TD Ameritrade CIO talks up encryption, storage

12.04.2006
Ameritrade completed its acquisition of TD Waterhouse in January to become TD Ameritrade Holding Corp. Just prior to the completion of that acquisition, Ameritrade finished rolling out technology that encrypts all data as it moves from servers to tape backup devices. The encryption effort was a reaction to the company's loss of a data tape with the names of 200,000 clients in April 2005. Jerry Bartlett, CIO at TD Ameritrade, spoke with Computerworld recently about data security and storage management. Excerpts from the interview follow:

When did you complete the tape encryption technology? We completed it in the November and December time frame for the legacy Ameritrade facilities. And we're completing it for the combined TD Ameritrade this month.

Was it very difficult? The difficulty was around deciding what we were going to do and how we were going to do it -- not around the implementation itself. In fact, the technology difficulty was really around coordination of the network teams and storage teams. Once we realized that we needed to execute like it's any other infrastructure project, we assigned a project manager with a plan coordinating our infrastructure teams. It was all about execution, and we're good at execution.

How many encryption appliances from Decru did you deploy? About a dozen.

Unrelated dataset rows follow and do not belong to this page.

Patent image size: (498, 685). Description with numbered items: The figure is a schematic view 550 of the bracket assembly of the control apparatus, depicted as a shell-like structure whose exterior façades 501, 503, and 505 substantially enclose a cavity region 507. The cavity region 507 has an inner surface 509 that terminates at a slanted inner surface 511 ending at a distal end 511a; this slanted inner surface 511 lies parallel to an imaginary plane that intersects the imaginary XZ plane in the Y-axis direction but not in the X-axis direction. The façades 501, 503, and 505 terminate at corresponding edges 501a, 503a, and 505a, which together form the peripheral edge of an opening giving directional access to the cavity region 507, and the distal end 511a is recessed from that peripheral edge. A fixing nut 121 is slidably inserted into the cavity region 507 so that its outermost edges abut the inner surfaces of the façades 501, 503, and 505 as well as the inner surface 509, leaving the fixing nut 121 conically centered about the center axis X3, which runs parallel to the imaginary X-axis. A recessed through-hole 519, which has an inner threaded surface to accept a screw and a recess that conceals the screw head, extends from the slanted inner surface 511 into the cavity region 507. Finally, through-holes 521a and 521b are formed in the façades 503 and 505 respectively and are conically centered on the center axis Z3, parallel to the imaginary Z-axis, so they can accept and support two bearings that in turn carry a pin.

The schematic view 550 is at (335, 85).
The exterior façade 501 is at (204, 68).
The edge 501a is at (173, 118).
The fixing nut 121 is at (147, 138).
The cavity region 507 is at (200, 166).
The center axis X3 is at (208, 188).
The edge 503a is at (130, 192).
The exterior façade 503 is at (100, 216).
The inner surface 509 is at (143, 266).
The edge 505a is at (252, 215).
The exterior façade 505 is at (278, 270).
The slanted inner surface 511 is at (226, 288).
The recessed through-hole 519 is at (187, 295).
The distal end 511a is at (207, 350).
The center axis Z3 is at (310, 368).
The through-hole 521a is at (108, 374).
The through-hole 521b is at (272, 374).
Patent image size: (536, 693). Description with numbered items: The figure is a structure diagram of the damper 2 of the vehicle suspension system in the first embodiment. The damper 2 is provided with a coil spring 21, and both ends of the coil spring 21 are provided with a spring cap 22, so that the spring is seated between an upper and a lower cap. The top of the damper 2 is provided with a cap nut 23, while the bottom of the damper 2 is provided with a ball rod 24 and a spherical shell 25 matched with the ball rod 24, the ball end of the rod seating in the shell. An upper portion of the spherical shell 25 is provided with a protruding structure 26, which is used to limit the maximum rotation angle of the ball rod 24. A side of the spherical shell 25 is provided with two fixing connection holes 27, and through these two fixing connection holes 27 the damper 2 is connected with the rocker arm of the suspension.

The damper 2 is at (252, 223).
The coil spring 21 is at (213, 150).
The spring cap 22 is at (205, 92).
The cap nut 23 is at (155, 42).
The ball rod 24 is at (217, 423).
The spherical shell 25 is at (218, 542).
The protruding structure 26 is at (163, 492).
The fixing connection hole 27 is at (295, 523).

Do you have any concerns about un-encrypting data for restoration as new tape rev cycles come out? Not really. We're comfortable with the backward-compatibility commitments. We would be concerned if the encryption algorithm were changed from the current AES 256-bit algorithm.

How long did it take to deploy? It took us, to do the legacy Ameritrade, less than 6 months. Based on that experience, it took us less than three months to do the TD Waterhouse side.